Secondo la National Multiple Sclerosis Society, la sclerosi multipla colpisce 2,3 milioni di persone in tutto il mondo. La malattia fa si che il sistema immunitario attacchi la mielina, una sostanza grassa che riveste e protegge le fibre nervose. I pazienti possono sperimentare formicolio, problemi a camminare e disturbi alla vista progressivamente degradanti. I loro sintomi peggiorano al progredire della patologia. Non esistono in commercio cure mirate a sconfiggere la malattia, solo farmaci che aiutano a sopprimere il sistema immunitario o gestire i sintomi.

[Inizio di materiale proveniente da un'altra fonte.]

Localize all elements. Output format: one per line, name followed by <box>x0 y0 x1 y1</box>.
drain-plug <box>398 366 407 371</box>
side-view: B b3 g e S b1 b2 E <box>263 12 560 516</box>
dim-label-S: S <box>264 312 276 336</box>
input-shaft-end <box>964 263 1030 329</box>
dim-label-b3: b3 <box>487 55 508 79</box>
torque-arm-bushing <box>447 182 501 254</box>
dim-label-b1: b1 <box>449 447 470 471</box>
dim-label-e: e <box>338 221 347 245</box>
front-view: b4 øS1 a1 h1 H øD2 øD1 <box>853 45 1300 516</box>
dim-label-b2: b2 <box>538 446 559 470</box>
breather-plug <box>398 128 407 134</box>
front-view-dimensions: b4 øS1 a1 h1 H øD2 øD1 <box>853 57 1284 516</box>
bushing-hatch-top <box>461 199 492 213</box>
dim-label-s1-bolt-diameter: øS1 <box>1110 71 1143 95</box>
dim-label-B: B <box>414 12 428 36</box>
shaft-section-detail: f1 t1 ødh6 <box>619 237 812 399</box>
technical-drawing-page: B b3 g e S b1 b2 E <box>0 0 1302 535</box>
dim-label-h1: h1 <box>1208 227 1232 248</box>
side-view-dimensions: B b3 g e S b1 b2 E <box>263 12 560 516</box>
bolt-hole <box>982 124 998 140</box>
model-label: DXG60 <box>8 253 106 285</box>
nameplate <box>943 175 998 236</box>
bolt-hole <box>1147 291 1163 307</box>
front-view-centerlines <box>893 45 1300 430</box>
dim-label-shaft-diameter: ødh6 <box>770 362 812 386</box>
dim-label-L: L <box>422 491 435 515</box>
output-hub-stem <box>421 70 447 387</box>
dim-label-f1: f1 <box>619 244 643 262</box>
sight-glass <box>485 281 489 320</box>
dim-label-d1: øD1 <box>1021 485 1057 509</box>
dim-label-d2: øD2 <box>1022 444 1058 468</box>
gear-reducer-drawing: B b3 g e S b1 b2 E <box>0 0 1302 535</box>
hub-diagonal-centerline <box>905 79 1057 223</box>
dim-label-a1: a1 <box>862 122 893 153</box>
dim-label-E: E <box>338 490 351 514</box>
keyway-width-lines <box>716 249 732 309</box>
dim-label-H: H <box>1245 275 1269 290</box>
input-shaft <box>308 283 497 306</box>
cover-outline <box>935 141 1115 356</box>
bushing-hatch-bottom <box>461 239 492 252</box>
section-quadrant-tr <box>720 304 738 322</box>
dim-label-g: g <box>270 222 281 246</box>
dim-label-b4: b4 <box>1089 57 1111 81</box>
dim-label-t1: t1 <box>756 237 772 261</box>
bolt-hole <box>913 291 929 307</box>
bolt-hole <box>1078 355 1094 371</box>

Dalle affermazioni di George Scangos, CEO di Biogen Idec, questa collaborazione con Google X rappresenta il primo caso di uno sforzo congiunto tra due realtà tanto differenti, che potrebbero riuscire ad apportare benefici concreti ad entrambe, ma che sia finalizzata principalmente alla cura definitiva di pazienti affetti dalla sclerosi multipla.

“Google porta la sua grande esperienza nell’analisi dei dati e in campo tecnologico. Ha un approccio sofisticato e sa comprendere la biologia.”